On Fri, Sep 7, 2012 at 8:19 AM, Matt Turner <matts...@gmail.com> wrote:
> On Fri, Sep 7, 2012 at 3:30 AM, Jose Fonseca <jfons...@vmware.com> wrote:
>> ----- Original Message -----
>>> On Thu, Sep 6, 2012 at 11:39 PM, Jose Fonseca <jfons...@vmware.com>
>>> wrote:
>>> > Matt,
>>> >
>>> > I see you went ahead and just disabled it. Please remove it all
>>> > together.
>>> >
>>> > Touching code that is not built nor tested ends just silently
>>> > introduces bugs, so keeping this around won't help bring it back
>>> > one day in any way.
>>> >
>>> > Jose
>>>
>>> I talked with both Marek and Christoph, and they both said they'd
>>> prefer to simply disable the build.
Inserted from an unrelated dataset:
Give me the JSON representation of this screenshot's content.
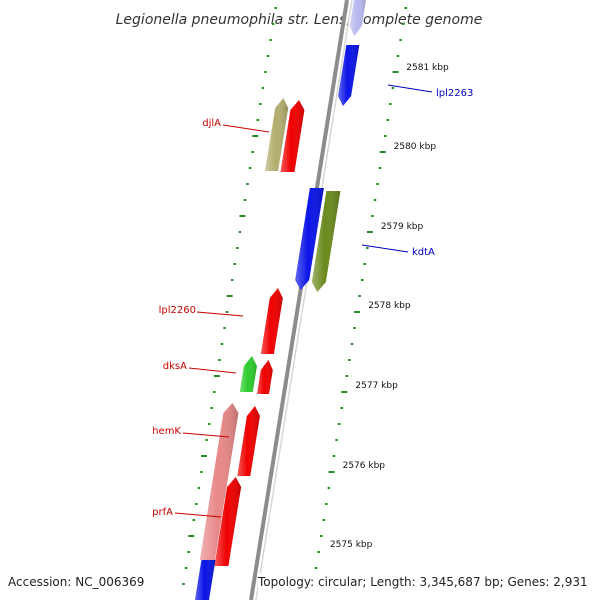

I don't feel strongly, but if
>>> someone is to revive it it'd be nice if we didn't make the git
>>> history
>>> harder to follow.
>>
>> I suppose they have their arguments, and I hope they include making this 
>> build again shortly.  What I don't understand is why these talks didn't 
>> happen within this email thread. I'd expect at least a heads up email before 
>> committing this...
>
> I don't know why they didn't respond via email.
>
> It's not like we can't still remove d3d1x...
>
>>> Applying your reasoning (which I tend to agree with) to some other
>>> parts of Gallium makes for interesting conversation. The VAAPI state
>>> tracker and targets aren't built. Should we also nuke them? How about
>>> something like the xorg-i915 target (which installs a
>>> 'modesetting_drv.so')?
>>
>> I don't know enough about this code or the ongoing autotool-ification 
>> process to tell whether this is a short term or long term condition.
>
> VAAPI is disabled in the build system because it doesn't work.
>
>> But yes, In general I see no point in carrying around stuff that doesn't 
>> minimally work or can't even be built. If something is unusable/unmaintained 
>> over one Mesa release cycle, then it should be chopped off.  Every dead code 
>> we remove means that cleanups and refactorings of the good code becomes 
>> easier. And if it is broken, then there's no loss to the end user either.
>>
>> This is not the first or last time we'd remove code BTW. There are many 
>> precedents.
>
> I know. I'm asking about things that are currently disabled (VAAPI
> stuff) or are of questionable use (xorg-i915).

Make sure you check with Jakob first, but I'm fine with removing
xorg-i915. I don't think it has worked properly in a while.